Il 5 ottobre sono arrivati in Italia, con i corridoi umanitari di Sant’Egidio, dieci richiedenti asilo dai campi di Cipro, il paese europeo che ospita, in percentuale, il numero più alto di profughi. Con i corridoi umanitari sono giunti in Europa negli ultimi anni 5200 rifugiati, di cui 4450 in Italia, più 1800 cittadini ucraini. Dalla civiltà dell’accoglienza del rifugiato, del profugo, del migrante per guerra e per motivazioni economiche si riconosce la tenuta sociale di un paese, dell’Italia e dell’Europa.
La pienezza del tempo. Il nostro tempo è segnato dalle guerre, dal ritorno della minaccia nucleare, di cui si parla quotidianamente, l’appuntamento dell’umanità con la sua autodistruzione è entrato nell’agenda dei capi di governo e degli strateghi militari. La pienezza del tempo, di cui parlava Giovanni Paolo ii alla vigilia del terzo millennio citando la lettera di San Paolo Apostolo ai Galati, coincide per gli uomini e le donne dell’Afghanistan, della Siria, della Libia e dell’Ucraina e dell’intera Europa che ora convive con l’incertezza, il pensiero cattivo della devastazione che provi a scacciare e che ritorna, l’incubo della fine. La guerra decisa da poche mani che devasta la vita di milioni di persone.

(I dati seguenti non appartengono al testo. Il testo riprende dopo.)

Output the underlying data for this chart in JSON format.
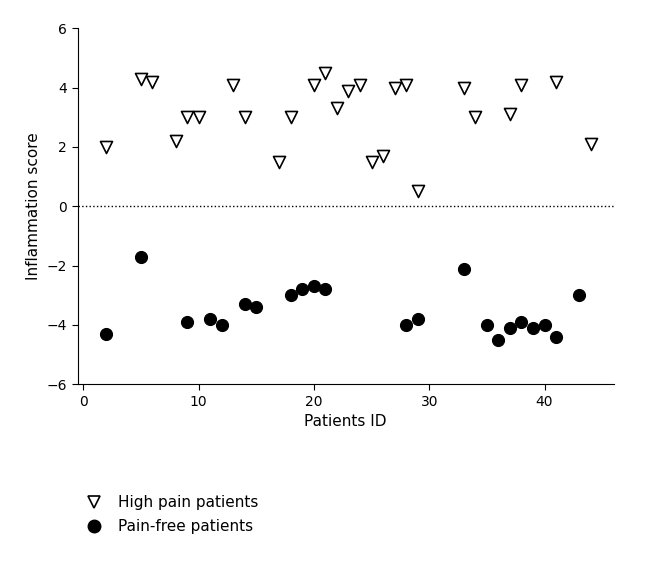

Nel racconto di Oliver e di Anna resta incisa alla fine del nostro incontro questa parola in apparenza esile, fragile, eppure dura da spezzare, resistente. Speranza.
La speranza scavalca i confini, supera le identità nazionali e le divisioni tra i popoli, è la forza che spinge a cambiare paese per salvare la dignità di persone, il diritto di progettare un futuro che è molto più che sognare. A nome degli amici e dei familiari e di tutti gli sconosciuti di cui non sapremo mai nulla, che a milioni sono passati, sono stati spazzati via, sono polvere, sono cenere, riposano nel mare dei morti senza nome. Solo Dio li riconoscerà, li carezzerà, asciugherà le lacrime da ogni volto.